OBJECTIVES/SPECIFIC AIMS: Inflammatory bowel disease (IBD) patients are at an increased risk of Clostridium difficile infection (CDI) but the impact of CDI on disease severity is unclear. The aim of this study was to determine the effect of CDI on long-term disease outcome in a cohort of IBD patients. METHODS/STUDY POPULATION: We analyzed patients enrolled in a prospective IBD natural history registry. Patients who tested positive at least once formed the CDI positive group. We generated a 2:1 propensity matched control cohort based on risk factors of CDI in the year before infection. Healthcare utilization data (emergency department use, subsequent hospitalizations, telephone encounters), medications, labs, disease activity, and quality of life metrics were temporally organized. RESULTS/ANTICIPATED RESULTS: A total of 198 patients (66 CDI, 132 matched controls) were included [56.6% female; 60.1% Crohn’s disease (CD), 39.9% ulcerative colitis (UC)]. Groups were not significantly different in the year before infection in all metrics but in the year of infection, having CDI was significantly associated with more steroid and antibiotic exposure, elevated C-reactive protein or erythrocyte sedimentation rate, and low vitamin D (all p<0.01).
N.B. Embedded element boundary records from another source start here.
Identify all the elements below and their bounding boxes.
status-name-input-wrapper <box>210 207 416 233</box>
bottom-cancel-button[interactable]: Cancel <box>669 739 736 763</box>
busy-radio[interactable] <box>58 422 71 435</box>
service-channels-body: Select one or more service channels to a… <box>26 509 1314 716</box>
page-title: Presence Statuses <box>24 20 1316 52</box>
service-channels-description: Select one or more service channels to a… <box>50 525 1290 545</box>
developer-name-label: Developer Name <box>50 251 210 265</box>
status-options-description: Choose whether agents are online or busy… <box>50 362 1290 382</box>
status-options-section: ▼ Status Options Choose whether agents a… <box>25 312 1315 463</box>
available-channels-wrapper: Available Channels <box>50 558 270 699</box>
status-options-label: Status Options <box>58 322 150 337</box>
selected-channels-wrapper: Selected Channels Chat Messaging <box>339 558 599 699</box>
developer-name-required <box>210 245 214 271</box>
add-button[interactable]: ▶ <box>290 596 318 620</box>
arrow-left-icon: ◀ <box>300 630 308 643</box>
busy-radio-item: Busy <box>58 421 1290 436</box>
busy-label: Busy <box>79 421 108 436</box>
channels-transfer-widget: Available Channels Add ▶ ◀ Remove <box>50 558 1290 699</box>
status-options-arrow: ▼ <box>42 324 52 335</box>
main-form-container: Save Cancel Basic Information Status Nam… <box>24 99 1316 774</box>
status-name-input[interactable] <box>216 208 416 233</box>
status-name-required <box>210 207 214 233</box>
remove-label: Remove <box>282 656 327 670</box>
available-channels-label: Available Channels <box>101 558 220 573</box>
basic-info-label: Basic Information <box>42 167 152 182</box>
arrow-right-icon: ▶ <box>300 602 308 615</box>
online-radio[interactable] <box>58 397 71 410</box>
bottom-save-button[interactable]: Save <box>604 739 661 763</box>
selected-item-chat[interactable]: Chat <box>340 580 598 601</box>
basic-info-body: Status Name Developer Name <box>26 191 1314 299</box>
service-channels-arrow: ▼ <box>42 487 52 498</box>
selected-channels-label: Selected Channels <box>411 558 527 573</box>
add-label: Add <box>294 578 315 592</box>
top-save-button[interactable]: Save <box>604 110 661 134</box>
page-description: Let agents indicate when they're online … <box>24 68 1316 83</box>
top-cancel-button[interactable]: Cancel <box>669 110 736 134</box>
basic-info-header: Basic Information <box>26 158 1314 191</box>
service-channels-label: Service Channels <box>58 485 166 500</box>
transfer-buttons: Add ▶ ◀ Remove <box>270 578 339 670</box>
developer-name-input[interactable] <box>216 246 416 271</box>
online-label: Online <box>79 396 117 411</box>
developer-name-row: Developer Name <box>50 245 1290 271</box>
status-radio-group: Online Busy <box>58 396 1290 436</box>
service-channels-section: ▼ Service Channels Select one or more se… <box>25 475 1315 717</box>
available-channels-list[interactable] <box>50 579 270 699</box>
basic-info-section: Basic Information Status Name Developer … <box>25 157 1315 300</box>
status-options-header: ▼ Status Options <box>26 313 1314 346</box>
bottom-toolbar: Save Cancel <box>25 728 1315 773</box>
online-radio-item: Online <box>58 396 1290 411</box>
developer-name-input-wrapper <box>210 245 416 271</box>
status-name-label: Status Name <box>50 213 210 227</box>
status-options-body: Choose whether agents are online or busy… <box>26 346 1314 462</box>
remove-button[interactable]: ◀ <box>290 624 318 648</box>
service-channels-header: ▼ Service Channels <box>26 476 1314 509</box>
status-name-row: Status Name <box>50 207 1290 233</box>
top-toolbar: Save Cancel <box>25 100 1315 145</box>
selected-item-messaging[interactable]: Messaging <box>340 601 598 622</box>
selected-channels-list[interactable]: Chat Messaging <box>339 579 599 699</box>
Infection was associated with increased disease activity metrics (UC: p=0.036, CD: p=0.003), worse disease-related quality of life (p=0.003), and increased healthcare utilization (p<0.001). In the next year after infection those with prior CDI continued to have increased exposure to vancomycin or fidaxomicin (p<0.001) and all other antibiotics (p=0.01). They also continued to have more clinic visits (p=0.006), telephone encounters (p=0.001), and worse disease-related quality of life (p=0.03), but disease activity and biomarkers of severity were not significantly different between groups. DISCUSSION/SIGNIFICANCE OF IMPACT: CDI infection in IBD is significantly associated with various surrogate markers of disease severity, increased healthcare utilization and poor quality of life during the year of infection. CDI patients continue to experience poor quality of life after infection with increased clinic visits and antibiotic exposure while disease activity is no longer significantly increased. These findings suggest that CDI infection may have a lasting effect on healthcare utilization beyond the acute treatment period.